Author:
Martorell Reynaldo,Behrman Jere R.,Flores Rafael,Stein Aryeh D.
Abstract
Past studies of nutrition, human capital formation, and economic productivity have been limited by the fact that biomedical researchers and economists work largely in isolation, with loss of complementarity. Biomedical researchers are faulted for not adequately addressing bias and measurement issues and for naïve analyses and interpretation of results, whereas economists are criticized for using simplistic nutrition and physiological measures and for relying on statistical methods rather than experimental designs. To avoid these problems, a multidisciplinary team of biomedical investigators and economists undertook a follow-up study in 2002–04 of a cohort of young men and women, who participated as young children in a randomized community trial of nutrition supplementation carried out from 1969–77. Previous studies, particularly the original trial and a 1988–89 follow-up, are described to provide an overview of the data available for linkage with the 2002–04 follow-up.

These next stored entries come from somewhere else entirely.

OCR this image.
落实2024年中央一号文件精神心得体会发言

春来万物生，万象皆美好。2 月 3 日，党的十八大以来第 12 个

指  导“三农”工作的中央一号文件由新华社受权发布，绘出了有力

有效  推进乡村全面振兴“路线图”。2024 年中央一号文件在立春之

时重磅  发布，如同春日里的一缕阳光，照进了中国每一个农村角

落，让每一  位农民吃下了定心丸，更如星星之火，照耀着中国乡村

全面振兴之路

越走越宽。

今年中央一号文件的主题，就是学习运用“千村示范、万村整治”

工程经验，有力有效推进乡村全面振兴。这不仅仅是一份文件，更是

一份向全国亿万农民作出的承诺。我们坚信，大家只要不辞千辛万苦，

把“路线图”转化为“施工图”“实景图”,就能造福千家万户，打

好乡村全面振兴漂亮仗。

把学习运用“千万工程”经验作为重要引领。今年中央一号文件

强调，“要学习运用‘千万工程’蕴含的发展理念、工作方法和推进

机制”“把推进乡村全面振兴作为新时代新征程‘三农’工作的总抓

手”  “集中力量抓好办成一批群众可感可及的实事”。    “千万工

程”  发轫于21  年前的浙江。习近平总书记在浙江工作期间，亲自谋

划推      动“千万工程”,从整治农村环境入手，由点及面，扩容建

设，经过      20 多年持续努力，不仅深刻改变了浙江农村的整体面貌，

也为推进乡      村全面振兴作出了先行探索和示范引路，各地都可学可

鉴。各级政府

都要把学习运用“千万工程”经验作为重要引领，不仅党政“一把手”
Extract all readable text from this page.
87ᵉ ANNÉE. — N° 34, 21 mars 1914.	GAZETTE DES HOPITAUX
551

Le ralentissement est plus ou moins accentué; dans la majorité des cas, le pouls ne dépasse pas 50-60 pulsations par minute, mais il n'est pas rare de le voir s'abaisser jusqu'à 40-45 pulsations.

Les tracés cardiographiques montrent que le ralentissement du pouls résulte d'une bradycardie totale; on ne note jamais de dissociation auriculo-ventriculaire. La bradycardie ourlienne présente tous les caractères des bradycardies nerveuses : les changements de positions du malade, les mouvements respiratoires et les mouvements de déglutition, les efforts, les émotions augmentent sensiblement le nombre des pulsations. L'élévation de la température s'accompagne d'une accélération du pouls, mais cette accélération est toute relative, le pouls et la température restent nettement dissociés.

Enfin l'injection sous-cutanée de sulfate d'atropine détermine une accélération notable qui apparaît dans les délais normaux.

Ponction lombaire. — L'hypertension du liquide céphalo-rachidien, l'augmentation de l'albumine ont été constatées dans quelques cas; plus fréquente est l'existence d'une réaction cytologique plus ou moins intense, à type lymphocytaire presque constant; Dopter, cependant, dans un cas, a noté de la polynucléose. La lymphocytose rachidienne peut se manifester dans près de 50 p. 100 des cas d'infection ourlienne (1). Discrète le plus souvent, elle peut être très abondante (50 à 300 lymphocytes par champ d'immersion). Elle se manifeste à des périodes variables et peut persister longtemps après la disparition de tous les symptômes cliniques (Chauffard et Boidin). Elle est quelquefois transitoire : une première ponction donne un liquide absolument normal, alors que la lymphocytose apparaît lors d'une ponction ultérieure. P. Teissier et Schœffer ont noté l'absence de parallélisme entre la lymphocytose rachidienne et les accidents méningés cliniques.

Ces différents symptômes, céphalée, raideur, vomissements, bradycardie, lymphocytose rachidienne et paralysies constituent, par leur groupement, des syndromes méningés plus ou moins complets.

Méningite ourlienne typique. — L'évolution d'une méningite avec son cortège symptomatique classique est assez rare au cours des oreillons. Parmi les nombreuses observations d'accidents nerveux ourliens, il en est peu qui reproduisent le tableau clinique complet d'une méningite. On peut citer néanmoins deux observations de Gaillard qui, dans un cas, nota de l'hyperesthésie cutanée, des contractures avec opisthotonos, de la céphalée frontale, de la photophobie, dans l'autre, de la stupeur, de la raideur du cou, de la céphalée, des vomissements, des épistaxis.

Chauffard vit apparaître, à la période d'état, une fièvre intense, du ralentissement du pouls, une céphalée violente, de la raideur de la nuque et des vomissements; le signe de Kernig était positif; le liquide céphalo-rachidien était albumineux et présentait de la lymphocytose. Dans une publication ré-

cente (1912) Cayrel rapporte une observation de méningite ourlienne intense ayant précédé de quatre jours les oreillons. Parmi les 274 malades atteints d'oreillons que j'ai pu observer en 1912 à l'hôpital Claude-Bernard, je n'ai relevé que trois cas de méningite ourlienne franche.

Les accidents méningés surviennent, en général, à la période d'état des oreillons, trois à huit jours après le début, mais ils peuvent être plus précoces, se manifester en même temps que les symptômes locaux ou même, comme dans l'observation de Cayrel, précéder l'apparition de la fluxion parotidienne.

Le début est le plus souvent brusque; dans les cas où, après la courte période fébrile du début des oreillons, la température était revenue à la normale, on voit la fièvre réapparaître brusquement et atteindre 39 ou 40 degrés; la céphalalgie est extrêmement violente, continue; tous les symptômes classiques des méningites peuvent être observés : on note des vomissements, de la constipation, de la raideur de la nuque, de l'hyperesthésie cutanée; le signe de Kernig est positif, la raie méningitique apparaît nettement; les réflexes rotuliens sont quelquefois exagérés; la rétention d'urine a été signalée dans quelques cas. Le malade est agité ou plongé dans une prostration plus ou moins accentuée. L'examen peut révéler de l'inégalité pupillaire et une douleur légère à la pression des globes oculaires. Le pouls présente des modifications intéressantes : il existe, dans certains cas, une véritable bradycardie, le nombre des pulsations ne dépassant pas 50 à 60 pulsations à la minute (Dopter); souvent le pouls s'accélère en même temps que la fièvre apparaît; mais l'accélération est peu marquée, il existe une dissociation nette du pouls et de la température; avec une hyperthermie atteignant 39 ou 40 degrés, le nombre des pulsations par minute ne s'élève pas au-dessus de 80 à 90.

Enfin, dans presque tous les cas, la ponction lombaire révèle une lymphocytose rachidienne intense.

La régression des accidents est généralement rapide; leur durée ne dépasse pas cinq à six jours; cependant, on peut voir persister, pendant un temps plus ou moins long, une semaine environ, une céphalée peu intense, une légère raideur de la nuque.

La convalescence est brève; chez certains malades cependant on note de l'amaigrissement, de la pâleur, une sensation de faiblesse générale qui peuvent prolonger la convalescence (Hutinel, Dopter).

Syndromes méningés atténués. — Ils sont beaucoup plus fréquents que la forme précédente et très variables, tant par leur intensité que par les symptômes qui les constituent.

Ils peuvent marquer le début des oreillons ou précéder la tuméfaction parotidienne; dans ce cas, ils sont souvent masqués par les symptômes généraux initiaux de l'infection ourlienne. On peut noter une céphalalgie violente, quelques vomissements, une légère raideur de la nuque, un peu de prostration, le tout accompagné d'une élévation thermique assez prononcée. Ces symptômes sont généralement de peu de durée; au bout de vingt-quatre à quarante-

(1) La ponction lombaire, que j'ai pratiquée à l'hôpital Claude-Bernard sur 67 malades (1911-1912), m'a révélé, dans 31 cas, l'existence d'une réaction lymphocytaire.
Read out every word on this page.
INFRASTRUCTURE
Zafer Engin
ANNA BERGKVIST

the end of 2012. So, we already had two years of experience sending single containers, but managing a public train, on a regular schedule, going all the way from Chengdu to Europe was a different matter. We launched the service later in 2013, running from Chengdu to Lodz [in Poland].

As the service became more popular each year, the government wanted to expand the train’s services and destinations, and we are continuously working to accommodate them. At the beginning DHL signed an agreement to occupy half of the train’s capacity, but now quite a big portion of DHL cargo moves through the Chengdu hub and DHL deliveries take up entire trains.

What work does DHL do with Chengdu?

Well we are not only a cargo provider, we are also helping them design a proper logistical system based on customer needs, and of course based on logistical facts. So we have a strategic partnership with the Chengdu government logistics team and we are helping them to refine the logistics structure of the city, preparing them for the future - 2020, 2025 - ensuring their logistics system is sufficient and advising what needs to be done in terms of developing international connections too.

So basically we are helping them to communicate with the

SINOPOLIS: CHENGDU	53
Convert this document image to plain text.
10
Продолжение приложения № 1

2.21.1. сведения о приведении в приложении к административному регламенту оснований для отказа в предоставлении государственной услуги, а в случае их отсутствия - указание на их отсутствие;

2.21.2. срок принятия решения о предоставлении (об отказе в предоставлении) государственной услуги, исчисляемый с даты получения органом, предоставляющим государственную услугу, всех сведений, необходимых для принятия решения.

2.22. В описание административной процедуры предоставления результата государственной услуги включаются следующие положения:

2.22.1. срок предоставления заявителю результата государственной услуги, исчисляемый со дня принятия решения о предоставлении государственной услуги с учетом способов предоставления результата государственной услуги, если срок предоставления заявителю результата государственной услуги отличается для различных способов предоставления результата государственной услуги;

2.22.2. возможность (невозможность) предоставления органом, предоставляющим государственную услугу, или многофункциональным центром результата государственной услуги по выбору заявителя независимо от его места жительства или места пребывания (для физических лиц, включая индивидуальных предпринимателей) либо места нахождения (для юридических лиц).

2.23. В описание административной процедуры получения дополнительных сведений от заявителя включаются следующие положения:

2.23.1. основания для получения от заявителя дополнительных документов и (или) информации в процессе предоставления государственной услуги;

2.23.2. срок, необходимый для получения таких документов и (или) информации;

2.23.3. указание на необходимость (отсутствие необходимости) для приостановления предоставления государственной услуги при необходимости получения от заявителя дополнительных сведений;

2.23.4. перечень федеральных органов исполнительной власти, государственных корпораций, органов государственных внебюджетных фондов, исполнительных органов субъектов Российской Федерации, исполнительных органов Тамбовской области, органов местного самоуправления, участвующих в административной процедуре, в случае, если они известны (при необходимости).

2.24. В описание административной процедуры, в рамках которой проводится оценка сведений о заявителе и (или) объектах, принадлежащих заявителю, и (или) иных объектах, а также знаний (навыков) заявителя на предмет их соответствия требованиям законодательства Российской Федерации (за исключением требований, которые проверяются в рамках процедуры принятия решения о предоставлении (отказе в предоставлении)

Key results from these earlier studies are reviewed but judged inconclusive because the data used were collected when many subjects were still growing and developing physically, in school, unmarried, and/or not yet settled into occupations. The subjects were 26 to 41 years of age in 2003, permitting a more complete assessment of human capital and economic productivity. The experimental design of the 1969–77 original study, 35 years of follow-up, use of robust methods of data collection, and the participation of a multidisciplinary team will likely lead to the most comprehensive assessment to date of the importance of nutrition for economic productivity.
Subject
Nutrition and Dietetics,Geography, Planning and Development,Food Science
Cited by
39 articles.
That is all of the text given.